READER addresses a critical operational challenge as AI systems become increasingly modular: determining which model produced a given response when multiple LLMs are accessed through APIs. Traditional fingerprinting approaches fail because they rely on surface-level linguistic patterns that vary wildly depending on prompt semantics. The READER framework innovates by treating a frozen proxy LLM as a reader that maps black-box outputs into its own internal activation space, effectively creating a forensic signature of authorship.
The research represents a meaningful advance in LLM interpretability and security. Rather than averaging representations across prompts—a brittle approach that loses temporal and query-specific information—READER accumulates Bayesian evidence across multiple independent samples. This design choice matters significantly: single-response accuracy ranges from 31-42%, but with 50 responses it reaches 70-84%, demonstrating that authorship signals compound predictably when aggregated properly.
For the AI industry, this work has dual implications. On one hand, it strengthens the ability to audit and verify model provenance, which carries important security and compliance benefits for enterprises deploying AI systems. On the other hand, it reveals that authorship traces are not merely surface artifacts but appear encoded in the fundamental representational structure of capable language models. The finding that stronger LLMs expose more linearly decodable authorship structure suggests this property scales with model capability itself.

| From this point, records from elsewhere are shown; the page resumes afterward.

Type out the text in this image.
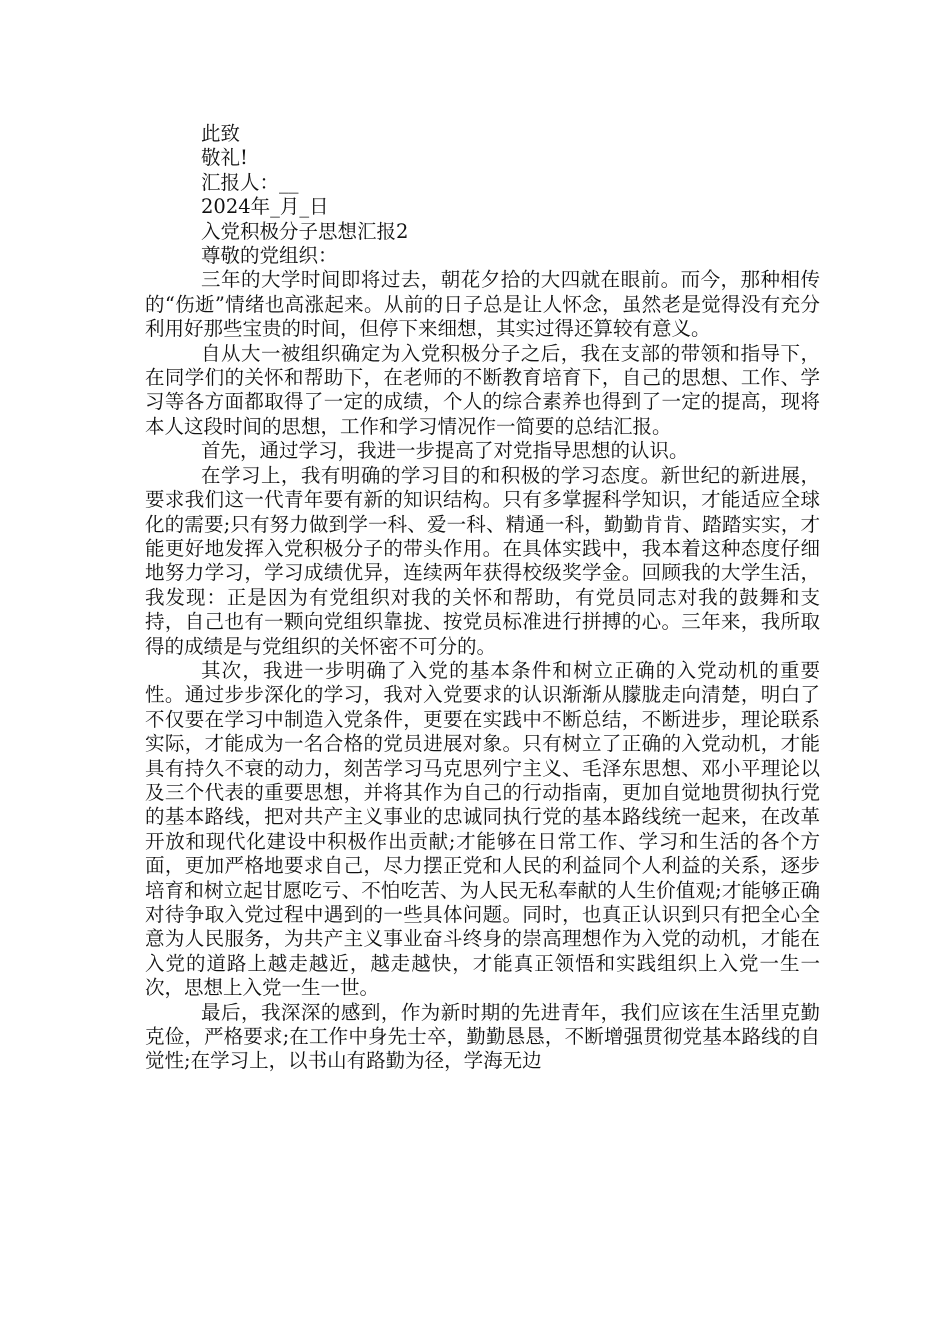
此致
敬礼!
汇报人：__
2024年_月_日
入党积极分子思想汇报2
尊敬的党组织：

三年的大学时间即将过去，朝花夕拾的大四就在眼前。而今，那种相传的“伤逝”情绪也高涨起来。从前的日子总是让人怀念，虽然老是觉得没有充分利用好那些宝贵的时间，但停下来细想，其实过得还算较有意义。

自从大一被组织确定为入党积极分子之后，我在支部的带领和指导下，在同学们的关怀和帮助下，在老师的不断教育培育下，自己的思想、工作、学习等各方面都取得了一定的成绩，个人的综合素养也得到了一定的提高，现将本人这段时间的思想，工作和学习情况作一简要的总结汇报。

首先，通过学习，我进一步提高了对党指导思想的认识。

在学习上，我有明确的学习目的和积极的学习态度。新世纪的新进展，要求我们这一代青年要有新的知识结构。只有多掌握科学知识，才能适应全球化的需要;只有努力做到学一科、爱一科、精通一科，勤勤肯肯、踏踏实实，才能更好地发挥入党积极分子的带头作用。在具体实践中，我本着这种态度仔细地努力学习，学习成绩优异，连续两年获得校级奖学金。回顾我的大学生活，我发现：正是因为有党组织对我的关怀和帮助，有党员同志对我的鼓舞和支持，自己也有一颗向党组织靠拢、按党员标准进行拼搏的心。三年来，我所取得的成绩是与党组织的关怀密不可分的。

其次，我进一步明确了入党的基本条件和树立正确的入党动机的重要性。通过步步深化的学习，我对入党要求的认识渐渐从朦胧走向清楚，明白了不仅要在学习中制造入党条件，更要在实践中不断总结，不断进步，理论联系实际，才能成为一名合格的党员进展对象。只有树立了正确的入党动机，才能具有持久不衰的动力，刻苦学习马克思列宁主义、毛泽东思想、邓小平理论以及三个代表的重要思想，并将其作为自己的行动指南，更加自觉地贯彻执行党的基本路线，把对共产主义事业的忠诚同执行党的基本路线统一起来，在改革开放和现代化建设中积极作出贡献;才能够在日常工作、学习和生活的各个方面，更加严格地要求自己，尽力摆正党和人民的利益同个人利益的关系，逐步培育和树立起甘愿吃亏、不怕吃苦、为人民无私奉献的人生价值观;才能够正确对待争取入党过程中遇到的一些具体问题。同时，也真正认识到只有把全心全意为人民服务，为共产主义事业奋斗终身的崇高理想作为入党的动机，才能在入党的道路上越走越近，越走越快，才能真正领悟和实践组织上入党一生一次，思想上入党一生一世。

最后，我深深的感到，作为新时期的先进青年，我们应该在生活里克勤克俭，严格要求;在工作中身先士卒，勤勤恳恳，不断增强贯彻党基本路线的自觉性;在学习上，以书山有路勤为径，学海无边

Looking forward, organizations deploying multi-model AI systems may need to assume that source identification is technically feasible. This could influence decisions around API monitoring, response attribution, and system architecture. The research also opens questions about whether authorship signals can be deliberately obscured and what that means for model differentiation in competitive markets.
- →READER achieves 70-84% accuracy identifying source LLMs from 50 diverse prompts by extracting authorship signals from frozen model activations.
- →The framework uses Bayesian evidence accumulation across multiple prompts rather than fragile mean-pooling, preserving query-specific attribution signals.
- →Model authorship traces appear structurally encoded in LLM representations rather than surface-level linguistic patterns, scaling with model capability.
- →The technique works on agent-style prompts without predefined benchmarks, addressing real-world provenance challenges in multi-LLM systems.
- →Results suggest enterprises need to assume model source identification is technically feasible when deploying multiple LLM APIs.